Can initial conditions for an ODE be given by functions instead of constants?

[SeM]

Hi, I am trying to solve an ODE, however, the initial conditions are not known. From PDE examples, which are quite different, I see that some examples have initial conditions given by functions, and not by constants, i.e::

y(0) = x^2

I may have not modeled the problem correctly yet, however, I see that the inhomogenous ODE should have a condition which is as such:

y(0) = cos(x)

MATLAB can't do it. Is it something that can't be done at all?

Thanks!

 

[BvU]

Do we have to guess what ODE ? Why don't you post it ?

 

[SeM]

y'' + iy' = 0

 

[BvU]

In other words, y(0) = 1 ?

(your ODE doesn't look inhomogeneous to me at all ?!)

 

[SeM]

In other words, y(0) = 1 ?

(your ODE doesn't look inhomogeneous to me at all ?!)

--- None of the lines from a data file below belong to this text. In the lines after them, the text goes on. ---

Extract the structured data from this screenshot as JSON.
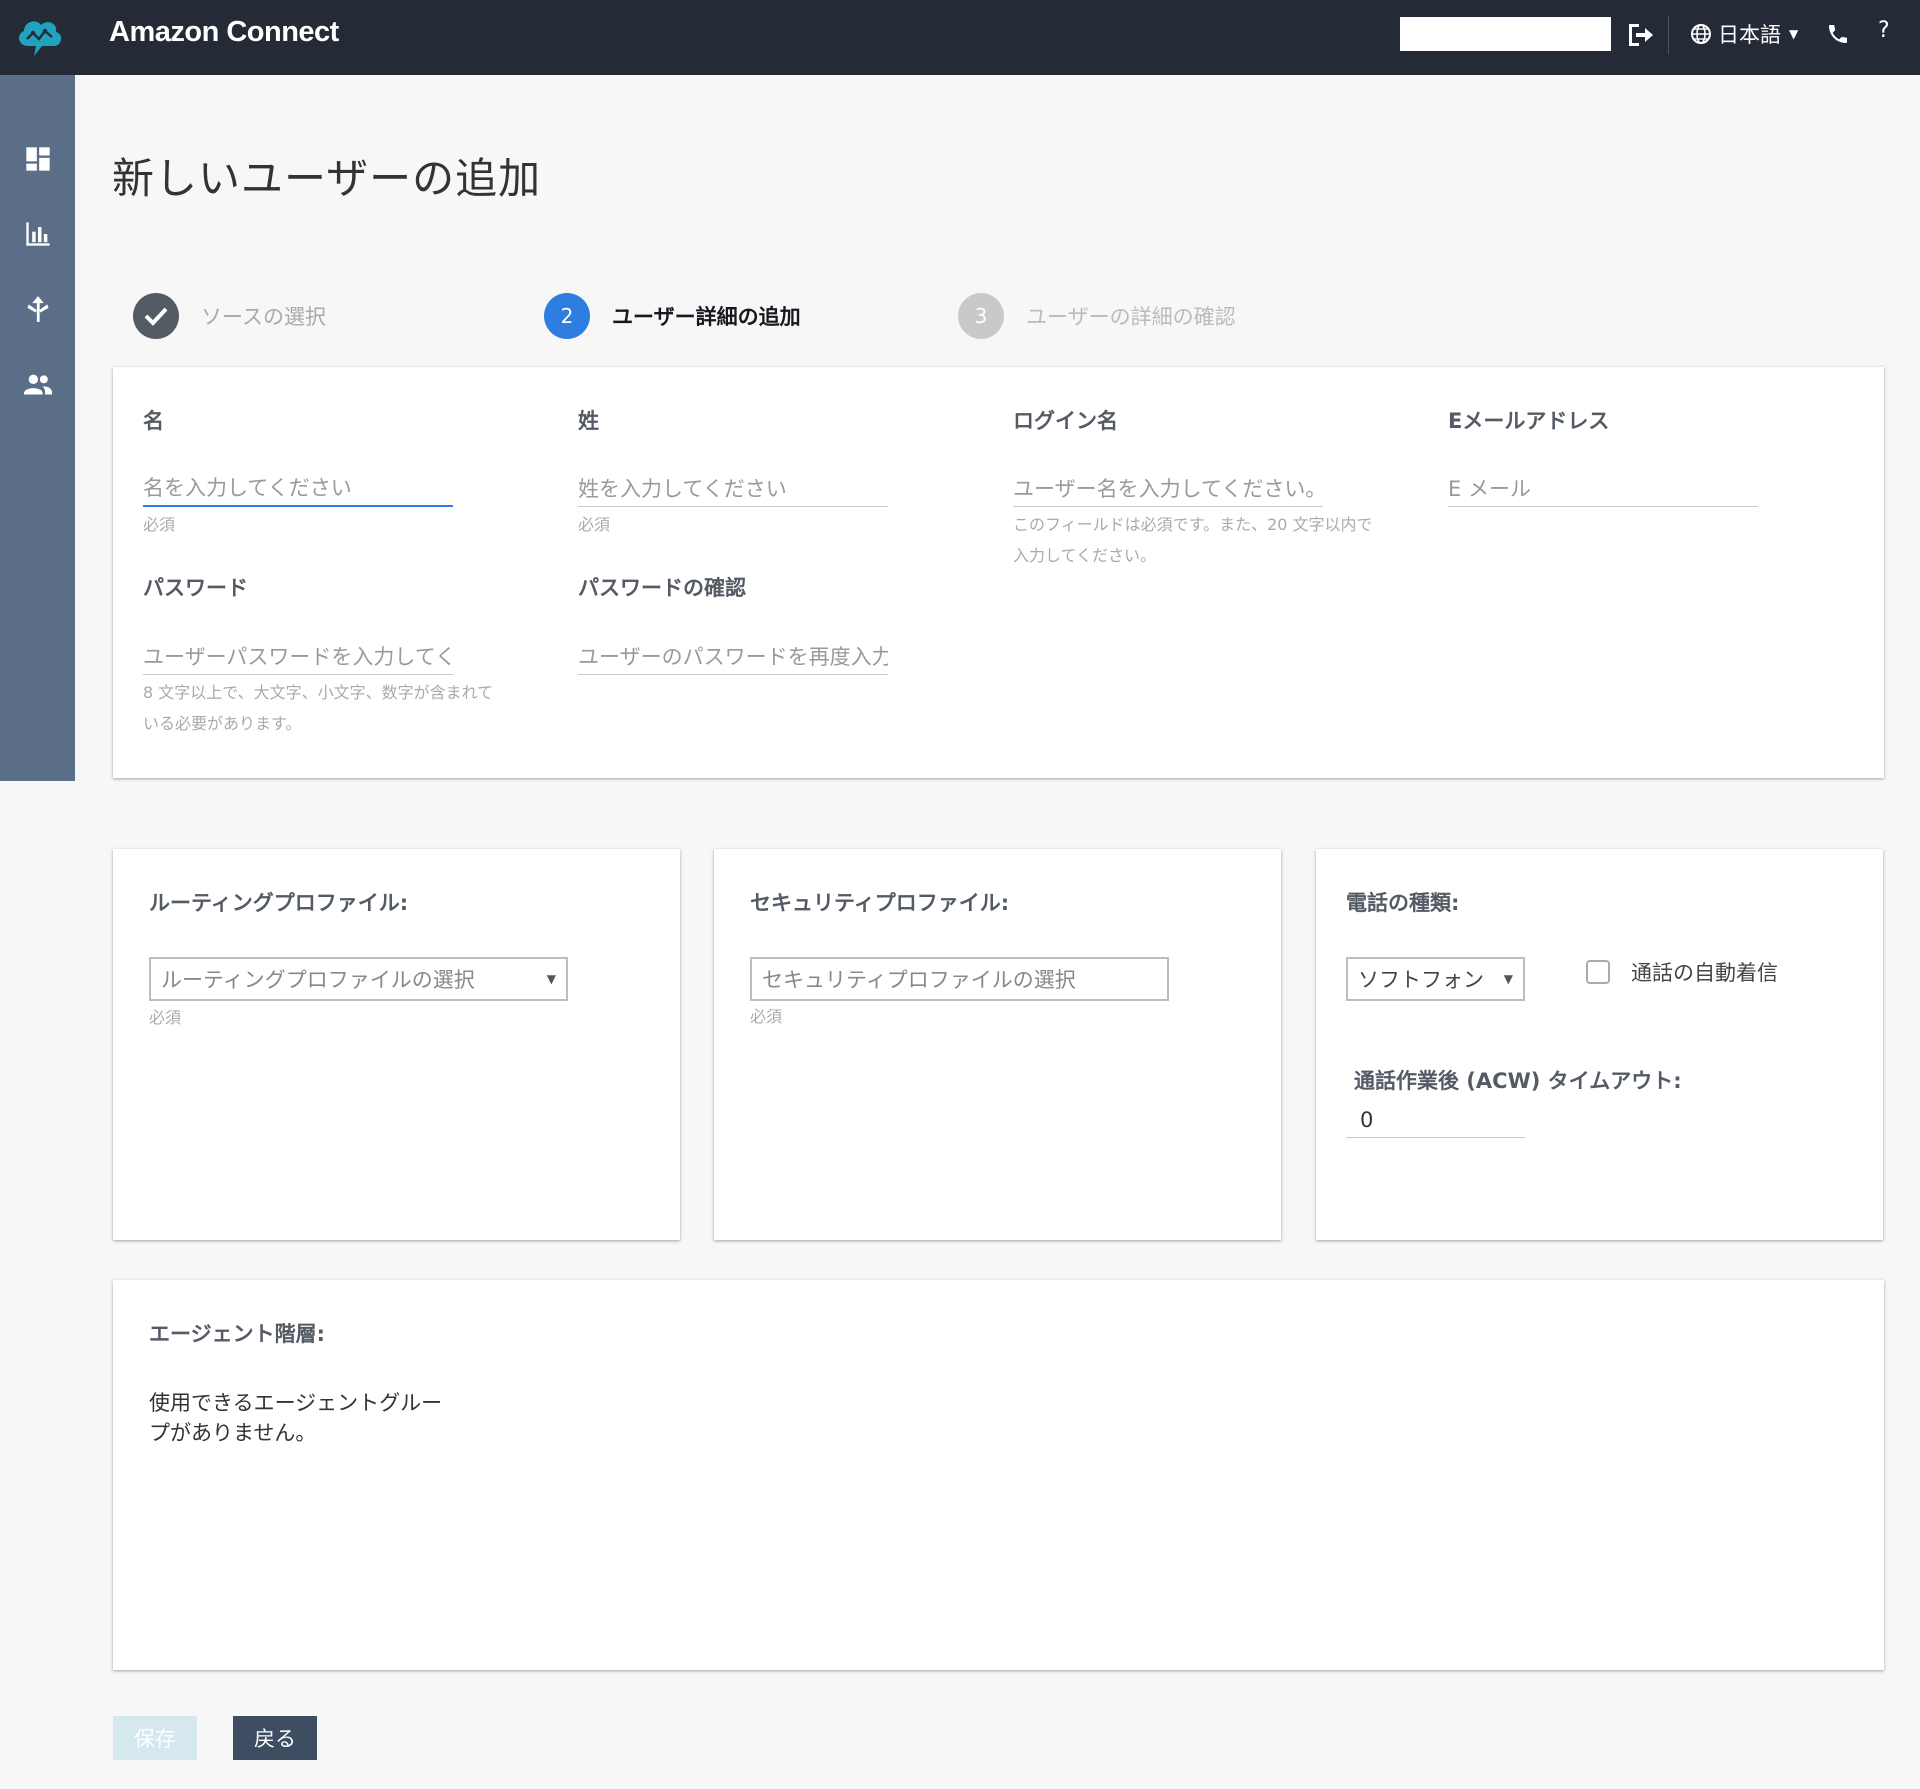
{
  "header": {
    "app_title": "Amazon Connect",
    "search_value": "",
    "language": "日本語",
    "help": "?",
    "icons": [
      "amazon-connect-logo-icon",
      "logout-icon",
      "globe-icon",
      "phone-icon"
    ]
  },
  "sidebar": {
    "items": [
      {
        "icon": "dashboard-icon"
      },
      {
        "icon": "metrics-icon"
      },
      {
        "icon": "routing-icon"
      },
      {
        "icon": "users-icon"
      }
    ]
  },
  "page": {
    "title": "新しいユーザーの追加"
  },
  "stepper": {
    "steps": [
      {
        "label": "ソースの選択",
        "state": "complete"
      },
      {
        "number": "2",
        "label": "ユーザー詳細の追加",
        "state": "current"
      },
      {
        "number": "3",
        "label": "ユーザーの詳細の確認",
        "state": "pending"
      }
    ]
  },
  "details": {
    "first_name": {
      "label": "名",
      "placeholder": "名を入力してください",
      "hint": "必須"
    },
    "last_name": {
      "label": "姓",
      "placeholder": "姓を入力してください",
      "hint": "必須"
    },
    "login": {
      "label": "ログイン名",
      "placeholder": "ユーザー名を入力してください。",
      "hint_line1": "このフィールドは必須です。また、20 文字以内で",
      "hint_line2": "入力してください。"
    },
    "email": {
      "label": "Eメールアドレス",
      "placeholder": "E メール"
    },
    "password": {
      "label": "パスワード",
      "placeholder": "ユーザーパスワードを入力してください",
      "hint_line1": "8 文字以上で、大文字、小文字、数字が含まれて",
      "hint_line2": "いる必要があります。"
    },
    "password_confirm": {
      "label": "パスワードの確認",
      "placeholder": "ユーザーのパスワードを再度入力してください"
    }
  },
  "routing": {
    "label": "ルーティングプロファイル:",
    "select_value": "ルーティングプロファイルの選択",
    "hint": "必須"
  },
  "security": {
    "label": "セキュリティプロファイル:",
    "select_value": "セキュリティプロファイルの選択",
    "hint": "必須"
  },
  "phone": {
    "label": "電話の種類:",
    "select_value": "ソフトフォン",
    "auto_accept_label": "通話の自動着信",
    "auto_accept_checked": false,
    "acw_label": "通話作業後 (ACW) タイムアウト:",
    "acw_value": "0"
  },
  "hierarchy": {
    "label": "エージェント階層:",
    "empty_line1": "使用できるエージェントグルー",
    "empty_line2": "プがありません。"
  },
  "actions": {
    "save": "保存",
    "back": "戻る"
  },
  "colors": {
    "header_bg": "#242b36",
    "sidebar_bg": "#5a6e87",
    "accent": "#2d7ee0",
    "back_button": "#3f4d62",
    "save_disabled": "#d5e8ee"
  }
}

Thanks, I think that explains it. I see this is a PDE not an ODE I want to solve. Cheers (y(0)=cos(theta)

 

[BvU]

Don't see no partial differential either. Is it me ?

 

[SeM]

Don't see no partial differential either. Is it me ?

It's not you, don't worry. It's me who is horribly wrong here.

 

[Mark44]

y'' + iy' = 0

I see this is a PDE not an ODE I want to solve.

y appears to be a function of a single variable, so the above is an ODE. BTW, the solution I get, without considering an initial condition, is $y = -\frac i C e^{-it} + D = -\frac i C (\cos(t) - i\sin(t)) + D$.

 

[SeM]

y appears to be a function of a single variable, so the above is an ODE. BTW, the solution I get, without considering an initial condition, is $y = -\frac i C e^{-it} + D = -\frac i C (\cos(t) - i\sin(t)) + D$.

Thanks Mark!

Cheers

 

[mfb]

As C is an arbitrary constant anyway, this can be written shorter as $y=Ce^{-it} + D$.

 

[Mark44]

As C is an arbitrary constant anyway, this can be written shorter as $y=Ce^{-it} + D$.

Right. I thought of this, but didn't let i be absorbed into the constant, so as to make things a bit clearer.